1. What Happened? H1 2025 Earnings Overview

SKIET Technology experienced a challenging first half of 2025, marked by a significant decline in sales and continued operating losses. Q2 revenue reached ₩82.7 billion, a substantial drop compared to the same period last year. The operating loss stood at ₩-53.7 billion, while the net loss was ₩-19 billion, better than market expectations, but still in the red.

2. Why These Results? Analyzing the Underlying Causes

The main drivers behind this underperformance are the decline in sales of key raw materials like PE and coating materials, coupled with high R&D and SG&A expenses. Furthermore, the financial burden from large-scale facility investments and foreign exchange volatility contributed to the deteriorating profitability.
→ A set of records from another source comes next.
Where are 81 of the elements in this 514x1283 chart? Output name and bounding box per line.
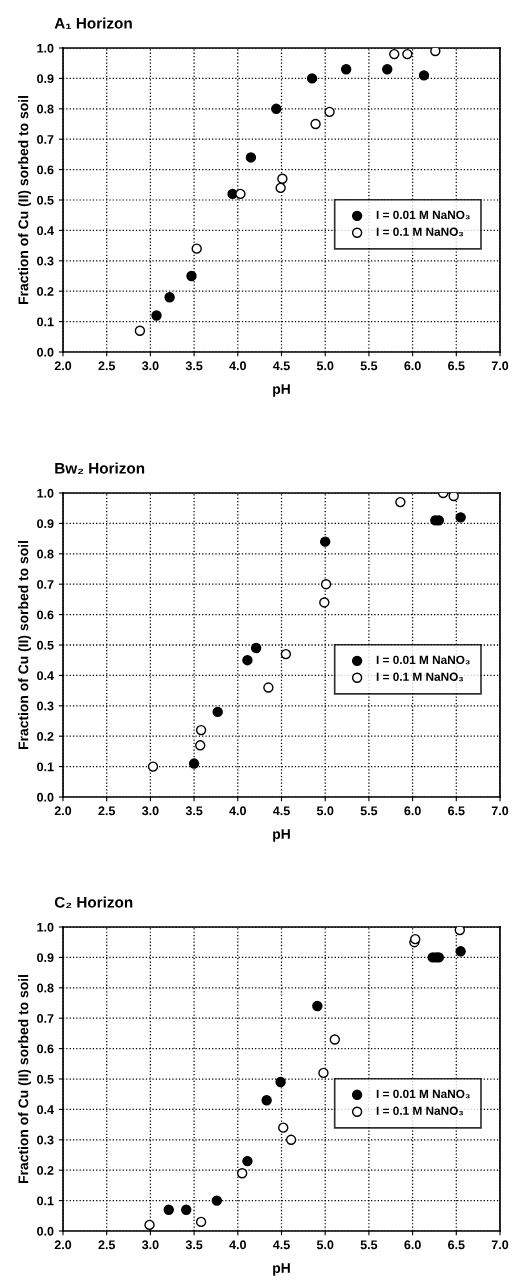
y-tick-label: 1.0 xyxy=(37,488,54,498)
x-tick-label: 6.5 xyxy=(448,806,465,816)
legend-label: I = 0.01 M NaNO₃ xyxy=(376,1089,470,1099)
x-tick-label: 3.0 xyxy=(142,1240,159,1250)
y-tick-label: 0.6 xyxy=(37,165,54,175)
y-tick-label: 0.0 xyxy=(37,792,54,802)
y-tick-label: 0.7 xyxy=(37,580,54,589)
legend-label: I = 0.1 M NaNO₃ xyxy=(376,227,464,237)
y-tick-label: 0.1 xyxy=(37,1196,54,1206)
y-tick-label: 0.4 xyxy=(37,226,54,236)
y-tick-label: 0.1 xyxy=(37,762,54,772)
y-tick-label: 0.2 xyxy=(37,1166,54,1175)
y-tick-label: 0.4 xyxy=(37,671,54,681)
x-tick-label: 4.5 xyxy=(273,806,290,816)
x-tick-label: 5.0 xyxy=(316,806,334,816)
y-tick-label: 0.5 xyxy=(37,640,54,650)
x-tick-label: 4.0 xyxy=(229,1240,246,1250)
x-tick-label: 2.5 xyxy=(98,806,116,816)
x-tick-label: 3.0 xyxy=(142,361,159,371)
y-tick-label: 0.7 xyxy=(37,135,54,144)
x-tick-label: 3.5 xyxy=(185,806,203,816)
legend-label: I = 0.01 M NaNO₃ xyxy=(376,655,470,665)
x-axis-title: pH xyxy=(273,829,290,842)
x-tick-label: 5.5 xyxy=(360,361,378,371)
x-tick-label: 5.0 xyxy=(316,1240,334,1250)
y-axis-title: Fraction of Cu (II) sorbed to soil xyxy=(18,975,32,1183)
x-tick-label: 5.5 xyxy=(360,1240,378,1250)
x-tick-label: 7.0 xyxy=(491,806,509,816)
legend-label: I = 0.1 M NaNO₃ xyxy=(376,672,464,682)
y-tick-label: 0.0 xyxy=(37,1226,54,1236)
y-tick-label: 0.7 xyxy=(37,1014,54,1023)
y-tick-label: 0.8 xyxy=(37,104,54,114)
chart-title: A₁ Horizon xyxy=(54,17,132,30)
x-tick-label: 4.5 xyxy=(273,361,290,371)
x-tick-label: 2.0 xyxy=(54,806,72,816)
y-tick-label: 1.0 xyxy=(37,922,54,932)
x-tick-label: 6.0 xyxy=(404,1240,421,1250)
y-tick-label: 0.5 xyxy=(37,195,54,205)
y-tick-label: 0.3 xyxy=(37,701,54,711)
x-tick-label: 2.5 xyxy=(98,361,116,371)
x-tick-label: 3.5 xyxy=(185,361,203,371)
y-tick-label: 0.3 xyxy=(37,1135,54,1145)
y-tick-label: 0.5 xyxy=(37,1074,54,1084)
y-tick-label: 0.9 xyxy=(37,519,54,529)
y-tick-label: 0.3 xyxy=(37,256,54,266)
y-tick-label: 0.9 xyxy=(37,74,54,84)
x-tick-label: 6.0 xyxy=(404,806,421,816)
x-tick-label: 2.0 xyxy=(54,361,72,371)
y-tick-label: 0.2 xyxy=(37,732,54,741)
y-tick-label: 0.9 xyxy=(37,953,54,963)
y-axis-title: Fraction of Cu (II) sorbed to soil xyxy=(18,96,32,304)
y-tick-label: 0.1 xyxy=(37,317,54,327)
y-tick-label: 0.0 xyxy=(37,347,54,357)
x-tick-label: 4.0 xyxy=(229,361,246,371)
x-axis-title: pH xyxy=(273,1263,290,1276)
y-tick-label: 0.8 xyxy=(37,983,54,993)
x-tick-label: 5.0 xyxy=(316,361,334,371)
x-tick-label: 3.5 xyxy=(185,1240,203,1250)
x-tick-label: 6.5 xyxy=(448,361,465,371)
y-tick-label: 0.6 xyxy=(37,610,54,620)
y-tick-label: 0.8 xyxy=(37,549,54,559)
x-tick-label: 3.0 xyxy=(142,806,159,816)
y-tick-label: 0.4 xyxy=(37,1105,54,1115)
x-tick-label: 7.0 xyxy=(491,361,509,371)
x-tick-label: 6.0 xyxy=(404,361,421,371)
x-tick-label: 5.5 xyxy=(360,806,378,816)
x-tick-label: 4.5 xyxy=(273,1240,290,1250)
x-tick-label: 7.0 xyxy=(491,1240,509,1250)
chart-title: Bw₂ Horizon xyxy=(55,462,145,475)
legend-label: I = 0.1 M NaNO₃ xyxy=(376,1106,464,1116)
x-tick-label: 2.5 xyxy=(98,1240,116,1250)
legend-label: I = 0.01 M NaNO₃ xyxy=(376,210,470,220)
y-tick-label: 1.0 xyxy=(37,43,54,53)
chart-title: C₂ Horizon xyxy=(54,896,133,909)
y-tick-label: 0.2 xyxy=(37,287,54,296)
x-axis-title: pH xyxy=(273,384,290,397)
x-tick-label: 4.0 xyxy=(229,806,246,816)
x-tick-label: 2.0 xyxy=(54,1240,72,1250)
y-tick-label: 0.6 xyxy=(37,1044,54,1054)
y-axis-title: Fraction of Cu (II) sorbed to soil xyxy=(18,541,32,749)
x-tick-label: 6.5 xyxy=(448,1240,465,1250)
3. What’s Next? Outlook and Opportunities

Despite the short-term challenges, there is potential for long-term growth. The expanding EV battery market and the strengthening IRA regulations could present opportunities for SKIET. Leveraging its technological competitiveness, including the world’s first sequential stretching process, 5㎛ thin-film product development, and commercialization of double-sided simultaneous coating, SKIET can aim to increase its market share. Additionally, the company’s pursuit of new businesses, such as the development of high-performance CO2 separation membrane materials for CCUS, is a positive factor.

4. What Should Investors Do? Action Plan

The investment recommendation is ‘Neutral’. While short-term momentum for a stock rebound is limited, investment decisions should consider the potential for long-term growth. Careful monitoring of the company’s strategies for improving profitability, securing financial soundness, and managing foreign exchange risk is crucial.